本文章由计算机程序翻译，如有差异，请以英文原文为准。

$Subject-level spinal osteoporotic fracture prediction combining deep learning vertebral outputs and limited demographic data$

查看原文本刊更多论文

Subject-level spinal osteoporotic fracture prediction combining deep learning vertebral outputs and limited demographic data

Summary

Automated screening for vertebral fractures could improve outcomes. We achieved an AUC-ROC = 0.968 for the prediction of moderate to severe fracture using a GAM with age and three maximal vertebral body scores of fracture from a convolutional neural network. Maximal fracture scores resulted in a performant model for subject-level fracture prediction. Combining individual deep learning vertebral body fracture scores and demographic covariates for subject-level classification of osteoporotic fracture achieved excellent performance (AUC-ROC of 0.968) on a large dataset of radiographs with basic demographic data.

Purpose

Osteoporotic vertebral fractures are common and morbid. Automated opportunistic screening for incidental vertebral fractures from radiographs, the highest volume imaging modality, could improve osteoporosis detection and management. We consider how to form patient-level fracture predictions and summarization to guide management, using our previously developed vertebral fracture classifier on segmented radiographs from a prospective cohort study of US men (MrOS).
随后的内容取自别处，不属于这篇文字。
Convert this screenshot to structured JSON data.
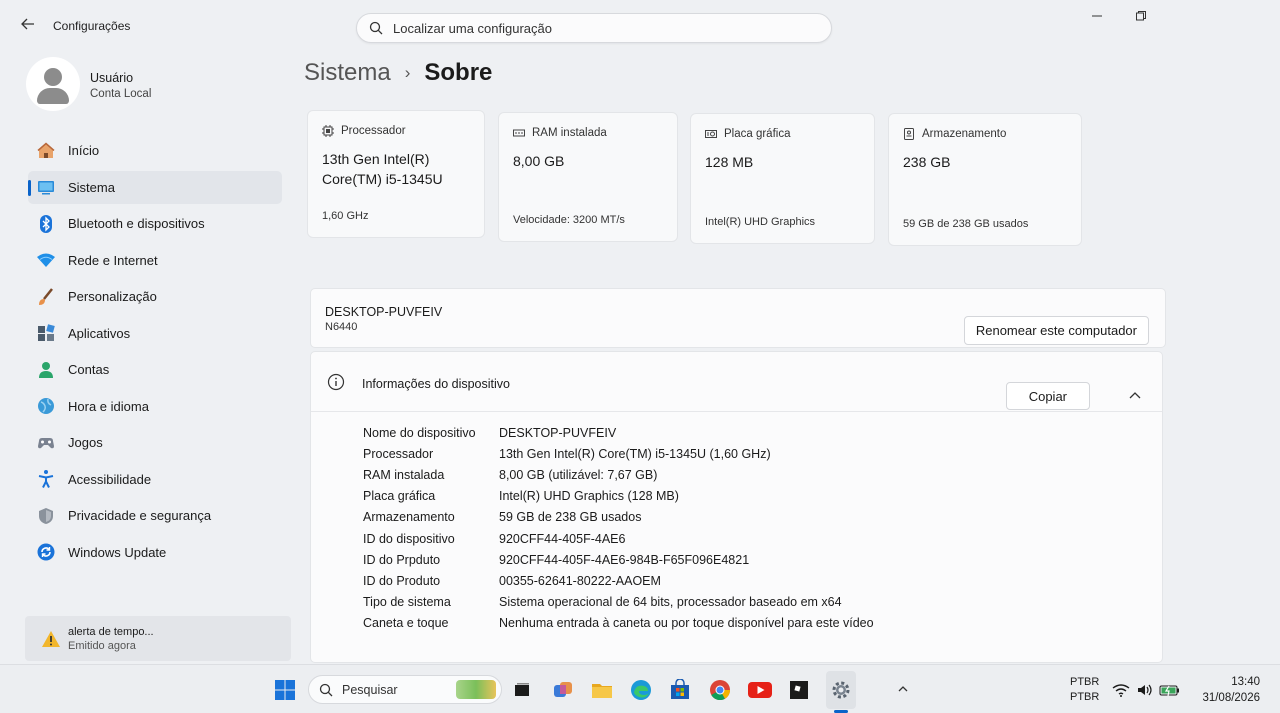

We compare the performance of logistic regression (LR) and generalized additive models (GAM) with combinations of individual vertebral scores and basic demographic covariates.

Methods

Subject-level LR and GAM models were created retrospectively using all fracture predictions or summary variables such as order statistics, adjacent vertebral interactions, and demographic covariates (age, race/ethnicity). The classifier outputs for 8663 vertebrae from 1176 thoracic and lumbar radiographs in 669 subjects were divided by subject to perform stratified fivefold cross-validation. Models were assessed using multiple metrics, including receiver operating characteristic (ROC) and precision-recall (PR) curves.

Results

The best model (AUC-ROC = 0.968) was a GAM using the top three maximum vertebral fracture scores and age. Using top-ranked scores only, rather than all vertebral scores, improved performance for both model classes. Adding age, but not ethnicity, to the GAMs improved performance slightly.

Conclusion

Maximal vertebral fracture scores resulted in the highest-performing models. While combining multiple vertebral body predictions risks decreasing specificity, our results demonstrate that subject-level models maintain good predictive performance. Thresholding strategies can be used to control sensitivity and specificity as clinically appropriate.

求助全文

通过发布文献求助，成功后即可免费获取论文全文。去求助

来源期刊

Archives of Osteoporosis ENDOCRINOLOGY & METABOLISMORTHOPEDICS -ORTHOPEDICS

CiteScore

5.50

自引率

10.00%

发文量

133

期刊介绍： Archives of Osteoporosis is an international multidisciplinary journal which is a joint initiative of the International Osteoporosis Foundation and the National Osteoporosis Foundation of the USA. The journal will highlight the specificities of different regions around the world concerning epidemiology, reference values for bone density and bone metabolism, as well as clinical aspects of osteoporosis and other bone diseases.